Some of the greatest inventions have come from Black or African American culture and figures. It is an honor to share with you a few of the fabulous resources the NSVRC/PCAR Libraries have in their collections highlighting some of the most influential African Americans of our time. February is set aside as Black History Month, but it is my hope that we remember these leaders far beyond February and throughout the year.
A Black Women’s History of the United States: Revisioning History by Daina Ramey Berry and Kali Nicole Gross reaches far beyond a single narrative to showcase Black women’s lives in all their complexities. The authors prioritize many voices: enslaved women, freedwomen, religious leaders, artists, queer women, activists, and women who lived outside of the law.

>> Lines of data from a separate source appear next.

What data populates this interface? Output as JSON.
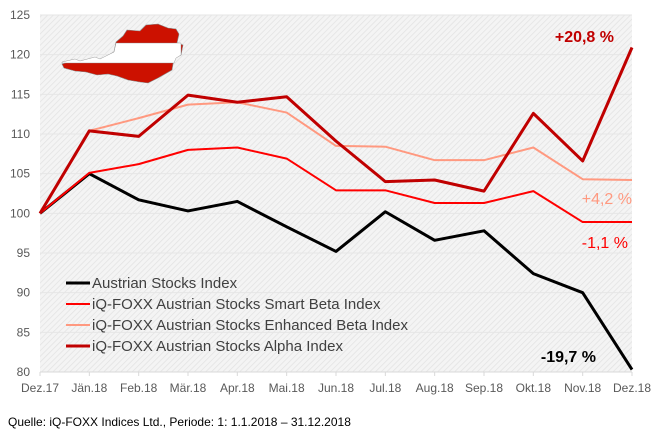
{
  "chart_data": {
    "type": "line",
    "title": "",
    "xlabel": "",
    "ylabel": "",
    "ylim": [
      80,
      125
    ],
    "yticks": [
      80,
      85,
      90,
      95,
      100,
      105,
      110,
      115,
      120,
      125
    ],
    "grid": true,
    "legend_position": "bottom-left",
    "categories": [
      "Dez.17",
      "Jän.18",
      "Feb.18",
      "Mär.18",
      "Apr.18",
      "Mai.18",
      "Jun.18",
      "Jul.18",
      "Aug.18",
      "Sep.18",
      "Okt.18",
      "Nov.18",
      "Dez.18"
    ],
    "series": [
      {
        "name": "Austrian Stocks Index",
        "color": "#000000",
        "end_label": "-19,7 %",
        "values": [
          100,
          105.0,
          101.7,
          100.3,
          101.5,
          98.3,
          95.2,
          100.2,
          96.6,
          97.8,
          92.4,
          90.0,
          80.3
        ]
      },
      {
        "name": "iQ-FOXX Austrian Stocks Smart Beta Index",
        "color": "#ff0000",
        "end_label": "-1,1 %",
        "values": [
          100,
          105.1,
          106.2,
          108.0,
          108.3,
          106.9,
          102.9,
          102.9,
          101.3,
          101.3,
          102.8,
          98.9,
          98.9
        ]
      },
      {
        "name": "iQ-FOXX Austrian Stocks Enhanced Beta Index",
        "color": "#ff9980",
        "end_label": "+4,2 %",
        "values": [
          100,
          110.4,
          112.0,
          113.7,
          114.0,
          112.7,
          108.5,
          108.4,
          106.7,
          106.7,
          108.3,
          104.3,
          104.2
        ]
      },
      {
        "name": "iQ-FOXX Austrian Stocks Alpha Index",
        "color": "#c00000",
        "end_label": "+20,8 %",
        "values": [
          100,
          110.4,
          109.7,
          114.9,
          114.0,
          114.7,
          109.1,
          104.0,
          104.2,
          102.8,
          112.6,
          106.6,
          120.9
        ]
      }
    ]
  },
  "source_note": "Quelle: iQ-FOXX Indices Ltd., Periode: 1: 1.1.2018  – 31.12.2018",
  "logo": {
    "name": "austria-flag-map-icon",
    "colors": [
      "#cc1100",
      "#ffffff"
    ]
  }
}
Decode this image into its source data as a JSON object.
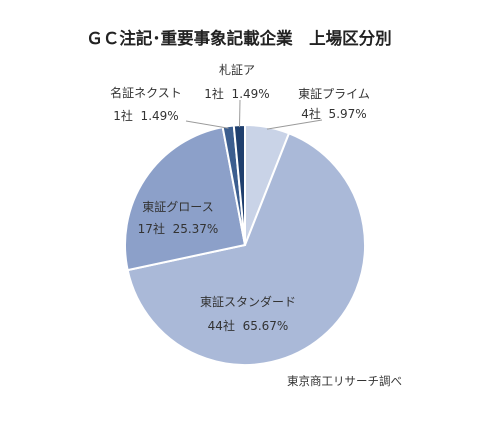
{
  "chart_data": {
    "type": "pie",
    "title": "ＧＣ注記･重要事象記載企業　上場区分別",
    "source": "東京商工リサーチ調べ",
    "slices": [
      {
        "name": "東証プライム",
        "count_label": "4社",
        "pct_label": "5.97%",
        "count": 4,
        "percent": 5.97,
        "color": "#c9d3e7"
      },
      {
        "name": "東証スタンダード",
        "count_label": "44社",
        "pct_label": "65.67%",
        "count": 44,
        "percent": 65.67,
        "color": "#aab9d8"
      },
      {
        "name": "東証グロース",
        "count_label": "17社",
        "pct_label": "25.37%",
        "count": 17,
        "percent": 25.37,
        "color": "#8ca0c9"
      },
      {
        "name": "名証ネクスト",
        "count_label": "1社",
        "pct_label": "1.49%",
        "count": 1,
        "percent": 1.49,
        "color": "#3c5e8f"
      },
      {
        "name": "札証ア",
        "count_label": "1社",
        "pct_label": "1.49%",
        "count": 1,
        "percent": 1.49,
        "color": "#1f3f6e"
      }
    ]
  }
}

The result is a starting point for exploring Black women’s history and a testament to beauty, richness, rhythm, tragedy, heartbreak, rage, and enduring love that abounds in the spirit of Black women in communities throughout the country. Ramey Berry and Gross seek to both empower African American women and to show their allies that Black women’s unique ability to make their own communities while combating centuries of oppression is an essential component in our continued resistance to systematic racism and sexism.
Iola Leroy, or Shadows Uplifted by Frances E.W. Harper follows the life of the beautiful Iola Leroy to tell the story of Black families in slavery during the Civil War and after the Emancipation. Iola Leroy devotes her life to the improvement of Black society in this compelling exploration of race, politics, and class. This work bears the distinction of being among the first novels published by an African American woman. Harper, a popular lecturer and poet, was a leader in the suffrage and temperance movements and a founding member of the National Association of Colored Women. In Iola Leroy, she advocates for female self-sufficiency and independence within the context of a gripping work of historical fiction.
Frederick Douglass: Prophet of Freedom by David W. Blight highlights the life and work of an extraordinary individual. As a young man, Douglass escaped from slavery. He was fortunate to have been taught to read by his slave owner’s mistress, and he would go on to become one of the major literary figures of his time. Mentored by William Lloyd Garrison, Douglass spoke widely, using his own story to condemn slavery. By the Civil War, Douglass had become the most famed and widely traveled orator in the nation. In his unique voice, written and spoken, Douglass was a critic of the United States as well as a radical patriot. After the war, he sometimes argued politically with younger African Americans, but he continued to strive for Black civil and political rights.
Each of these pieces highlights individuals who gave everything they could to combat slavery and racism and to fight for civil, and political rights. Through these and many others we see spirit and strength. It is so important that we not only recognize their achievements, but that we celebrate them and the many others who have made it their life’s work to have a country that is equal. It is my privilege to highlight these works and my hope that you will check out the NSVRC/PCAR Libraries for more. As always, I wish you a fabulous day and happy reading!